Henri IV, roi de France et de Navarre : la pacification du royaume et l'édit de Nantes (1589-1610) · LA RENAISSANCE
La paix retrouvée après 1598 permit à Henri IV d’engager, à Paris et dans plusieurs villes du royaume, un programme de grands travaux resté associé à son règne autant que ses victoires militaires. Loin du faste que Louis XIV allait déployer un demi-siècle plus tard, ce style « Henri IV » — pragmatique, sobre, résolument utile — transforma durablement le visage de la capitale.

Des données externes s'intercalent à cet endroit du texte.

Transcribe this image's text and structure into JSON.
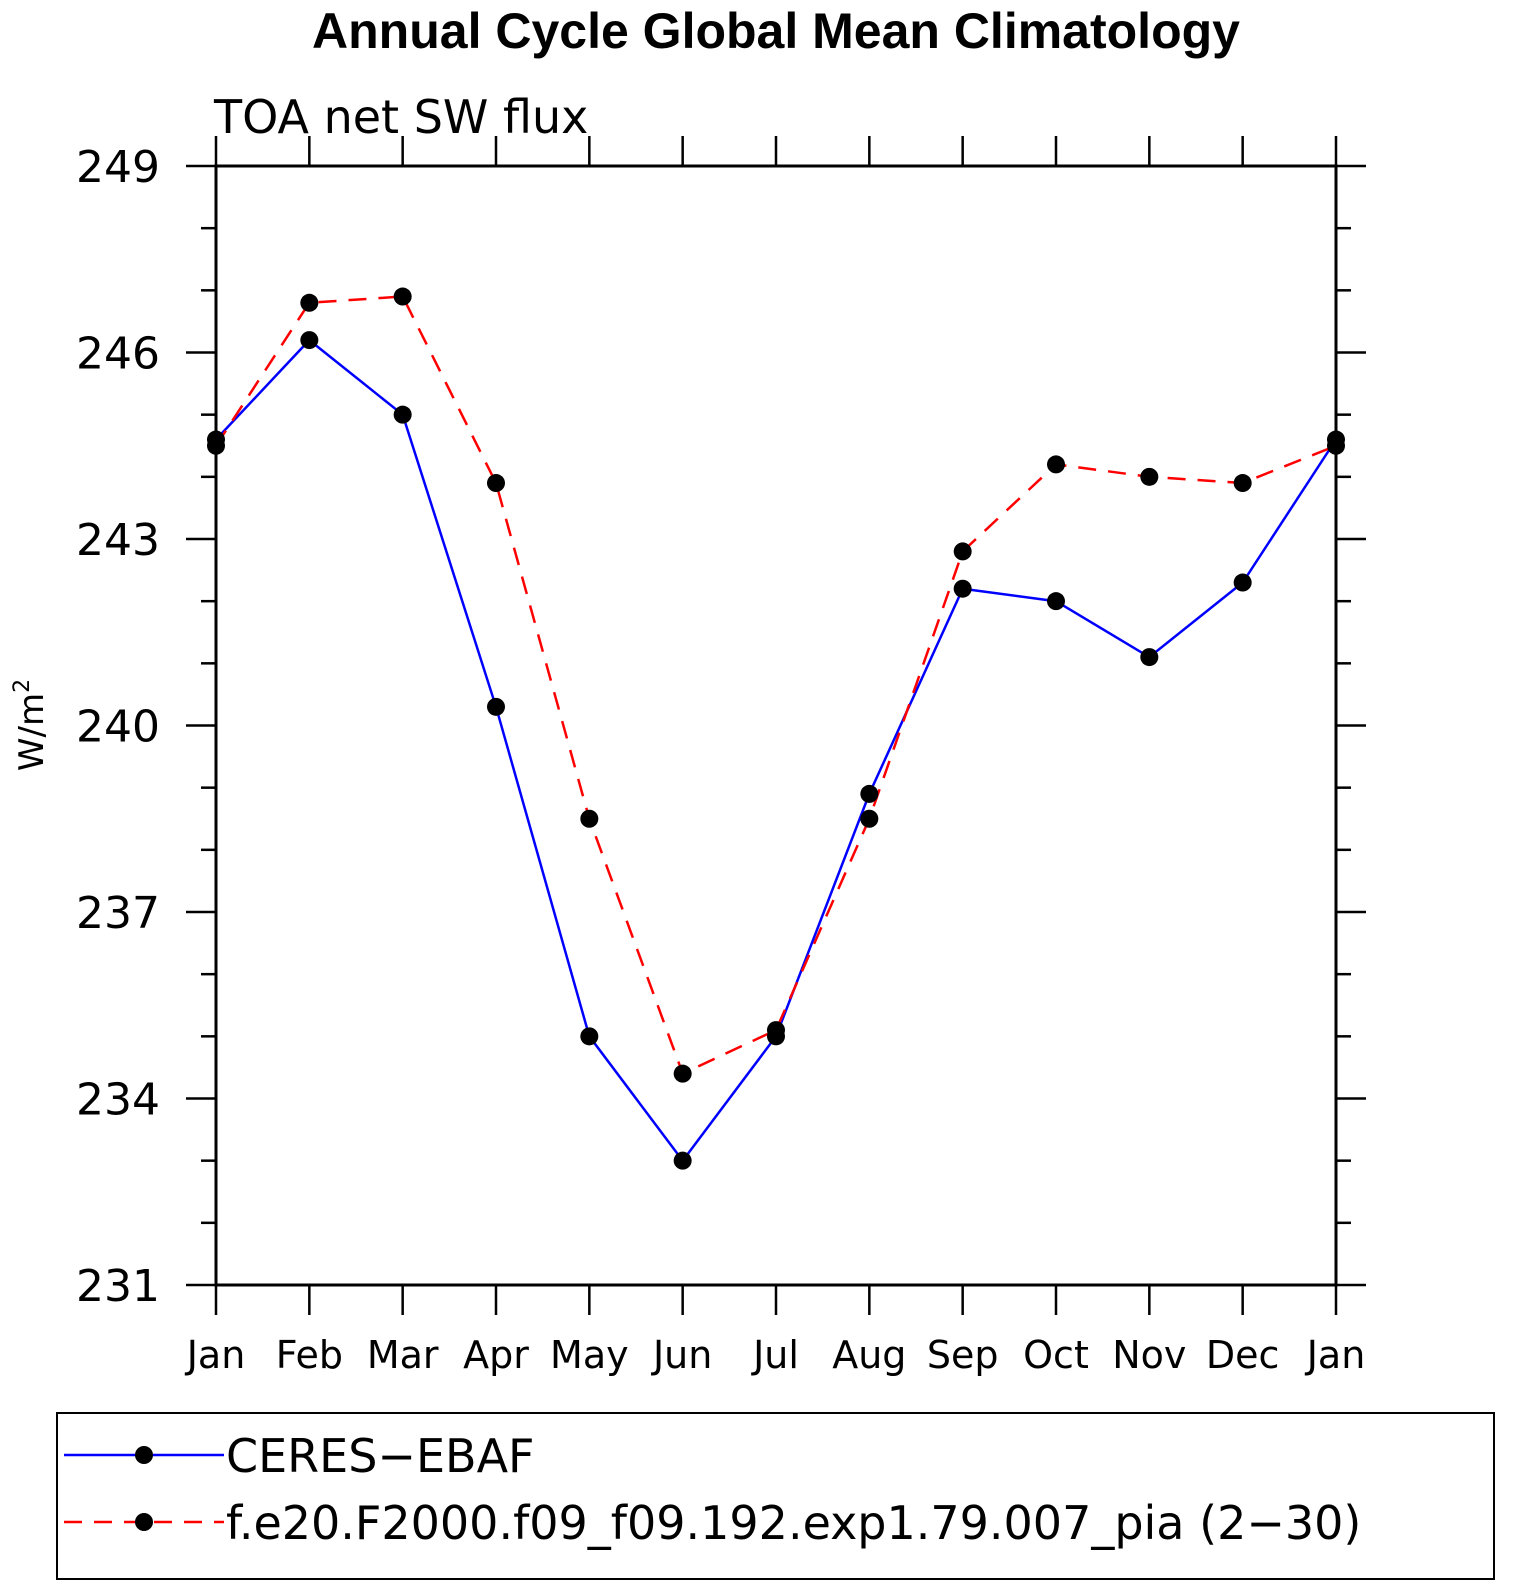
{
  "chart_data": {
    "type": "line",
    "title": "Annual Cycle Global Mean Climatology",
    "subtitle": "TOA net SW flux",
    "ylabel": "W/m",
    "ylabel_superscript": "2",
    "xlabel": "",
    "categories": [
      "Jan",
      "Feb",
      "Mar",
      "Apr",
      "May",
      "Jun",
      "Jul",
      "Aug",
      "Sep",
      "Oct",
      "Nov",
      "Dec",
      "Jan"
    ],
    "ylim": [
      231,
      249
    ],
    "yticks": [
      231,
      234,
      237,
      240,
      243,
      246,
      249
    ],
    "y_minor_step": 1,
    "grid": false,
    "legend_position": "bottom",
    "series": [
      {
        "name": "CERES−EBAF",
        "color": "#0000ff",
        "line_style": "solid",
        "marker": "filled-circle",
        "values": [
          244.6,
          246.2,
          245.0,
          240.3,
          235.0,
          233.0,
          235.0,
          238.9,
          242.2,
          242.0,
          241.1,
          242.3,
          244.6
        ]
      },
      {
        "name": "f.e20.F2000.f09_f09.192.exp1.79.007_pia (2−30)",
        "color": "#ff0000",
        "line_style": "dashed",
        "marker": "filled-circle",
        "values": [
          244.5,
          246.8,
          246.9,
          243.9,
          238.5,
          234.4,
          235.1,
          238.5,
          242.8,
          244.2,
          244.0,
          243.9,
          244.5
        ]
      }
    ]
  }
}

Commencé sous Henri III en 1578 puis interrompu par les guerres de Religion, le Pont Neuf fut repris à partir de 1599 et solennellement inauguré en 1607. Long de 238 mètres et large de 20, il innovait radicalement par rapport aux ponts médiévaux en s’affranchissant de toute construction de maisons sur son tablier, offrant pour la première fois à Paris des vues dégagées sur la Seine ainsi que des trottoirs protégeant les piétons de la circulation des voitures. Ses 385 mascarons sculptés, représentant des visages grotesques, devinrent l’une des curiosités de la capitale, avant que n’y soit érigée, en 1614, quatre ans après la mort du roi, la célèbre statue équestre commandée par Marie de Médicis au sculpteur florentin Pietro Tacca.

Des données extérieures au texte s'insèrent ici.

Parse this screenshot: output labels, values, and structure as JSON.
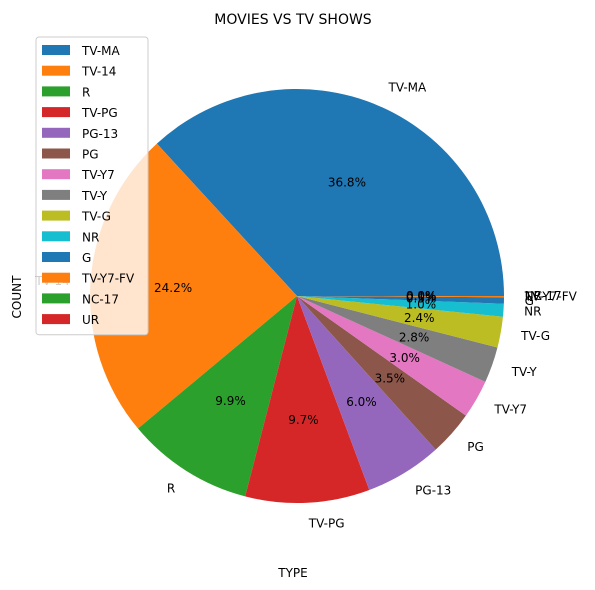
{
  "chart_data": {
    "type": "pie",
    "title": "MOVIES VS TV SHOWS",
    "xlabel": "TYPE",
    "ylabel": "COUNT",
    "legend_position": "upper-left",
    "slices": [
      {
        "label": "TV-MA",
        "value": 36.8,
        "pct": "36.8%",
        "color": "#1f77b4"
      },
      {
        "label": "TV-14",
        "value": 24.2,
        "pct": "24.2%",
        "color": "#ff7f0e"
      },
      {
        "label": "R",
        "value": 9.9,
        "pct": "9.9%",
        "color": "#2ca02c"
      },
      {
        "label": "TV-PG",
        "value": 9.7,
        "pct": "9.7%",
        "color": "#d62728"
      },
      {
        "label": "PG-13",
        "value": 6.0,
        "pct": "6.0%",
        "color": "#9467bd"
      },
      {
        "label": "PG",
        "value": 3.5,
        "pct": "3.5%",
        "color": "#8c564b"
      },
      {
        "label": "TV-Y7",
        "value": 3.0,
        "pct": "3.0%",
        "color": "#e377c2"
      },
      {
        "label": "TV-Y",
        "value": 2.8,
        "pct": "2.8%",
        "color": "#7f7f7f"
      },
      {
        "label": "TV-G",
        "value": 2.4,
        "pct": "2.4%",
        "color": "#bcbd22"
      },
      {
        "label": "NR",
        "value": 1.0,
        "pct": "1.0%",
        "color": "#17becf"
      },
      {
        "label": "G",
        "value": 0.5,
        "pct": "0.5%",
        "color": "#1f77b4"
      },
      {
        "label": "TV-Y7-FV",
        "value": 0.1,
        "pct": "0.1%",
        "color": "#ff7f0e"
      },
      {
        "label": "NC-17",
        "value": 0.0,
        "pct": "0.0%",
        "color": "#2ca02c"
      },
      {
        "label": "UR",
        "value": 0.0,
        "pct": "0.0%",
        "color": "#d62728"
      }
    ]
  }
}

Sur l’emplacement de l’ancien hôtel des Tournelles, détruit après la mort accidentelle d’Henri II en 1559, Henri IV fit également aménager à partir de 1605 la place Royale — actuelle place des Vosges —, premier ensemble urbain parisien conçu selon un plan d’harmonie architecturale complète : façades uniformes alternant brique et pierre, arcades abritant des boutiques, jardin central planté. Achevée en 1612, sous la régence de Marie de Médicis, elle devint aussitôt un lieu de résidence prisé de la noblesse et de la bourgeoisie fortunée, ainsi qu’un cadre privilégié pour les cérémonies et les tournois de cour.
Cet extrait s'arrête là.